Photoconductivity involves contributions from film and substrate.

Oxygen reduction decreases film resistance.

Substrate effects influence magnetoresistance measurements.

Abstract

La$_{0.7}$Ce$_{0.3}$MnO$_3$ thin films of different thicknesses, degrees of CeO$_2$-phase segregation and oxygen deficiency, grown on SrTiO$_3$ single crystal substrates, were comparatively investigated with respect to both their spectral and temperature-dependent photoconductivity (PC) and their magnetoresistance (MR) behaviour under photoexcitation. While as-grown films were insensitive to optical excitation, oxygen reduction appeared to be an effective way to decrease the film resistance, but the film thickness was found to play a minor role.
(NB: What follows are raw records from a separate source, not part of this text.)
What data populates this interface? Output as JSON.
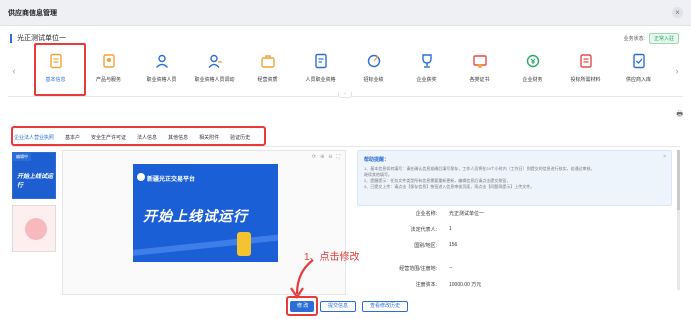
{
  "window": {
    "title": "供应商信息管理",
    "close": "×"
  },
  "company": {
    "name": "光正测试单位一",
    "status_label": "业务状态:",
    "status_value": "正常入驻"
  },
  "nav": [
    {
      "label": "基本信息",
      "icon": "basic-info-icon",
      "active": true
    },
    {
      "label": "产品与服务",
      "icon": "products-icon"
    },
    {
      "label": "职业资格人员",
      "icon": "qualified-staff-icon"
    },
    {
      "label": "职业资格人员调动",
      "icon": "staff-transfer-icon"
    },
    {
      "label": "经营资质",
      "icon": "business-qualification-icon"
    },
    {
      "label": "人员职业资格",
      "icon": "staff-certificate-icon"
    },
    {
      "label": "招标业绩",
      "icon": "bid-performance-icon"
    },
    {
      "label": "企业获奖",
      "icon": "award-icon"
    },
    {
      "label": "各类证书",
      "icon": "certificates-icon"
    },
    {
      "label": "企业财务",
      "icon": "finance-icon"
    },
    {
      "label": "投标所需材料",
      "icon": "bid-materials-icon"
    },
    {
      "label": "供应商入库",
      "icon": "supplier-entry-icon"
    }
  ],
  "tabs": [
    {
      "label": "企业法人营业执照",
      "active": true
    },
    {
      "label": "基本户"
    },
    {
      "label": "安全生产许可证"
    },
    {
      "label": "法人信息"
    },
    {
      "label": "其他信息"
    },
    {
      "label": "相关附件"
    },
    {
      "label": "验证历史"
    }
  ],
  "thumbs": {
    "tag": "编辑中",
    "text": "开始上线试运行"
  },
  "viewer": {
    "brand": "新疆光正交易平台",
    "headline": "开始上线试运行"
  },
  "notice": {
    "heading": "帮助提醒：",
    "lines": [
      "1、基本信息如何填写：请在确认信息准确后填写保存，工作人员将在24个小时内（工作日）到提交的信息进行核实，若通过审核，",
      "      继续其他填写。",
      "2、提醒提示：任务文件类型所有信息需要重新更新，编辑信息后请点击提交按钮，",
      "3、已提交上传：请点击【保存信息】按钮进入信息审核页面，再点击【问题再提示】上传文件。"
    ]
  },
  "form": [
    {
      "label": "企业名称:",
      "value": "光正测试单位一"
    },
    {
      "label": "法定代表人:",
      "value": "1"
    },
    {
      "label": "国别/地区:",
      "value": "156"
    },
    {
      "label": "经营范围/注册地:",
      "value": "--"
    },
    {
      "label": "注册资本:",
      "value": "10000.00 万元"
    }
  ],
  "annotation": "1、点击修改",
  "buttons": {
    "edit": "修 改",
    "save": "提交信息",
    "history": "查看修改历史"
  },
  "colors": {
    "accent": "#2b6fd6",
    "highlight": "#e83a3a",
    "success": "#2aa866"
  }
}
However, from the evaluation of the spectral behaviour of the PC and the comparison of the MR of the LCeMO/substrate-samples with a bare substrate under illumination we find that the photoconductivity data reflects not only contributions from (i) photogenerated charge carriers in the film and (ii) carriers injected from the photoconductive substrate (as concluded from earlier works), but also (iii) a decisive parallel photoconduction in the SrTiO$_3$ substrate. Furthermore -- also by analyzing the MR characteristics -- the unexpected occurence of a strong electroresistive effect in the sample with the highest degree of CeO$_2$ segregation and oxygen deficiency could be attributed to the electroresistance of the SrTiO$_3$ substrate as well. The results suggest a critical reconsideration and possibly a reinterpretation of several previous photoconductivity and electroresistance investigations of manganite thin films on SrTiO$_3$.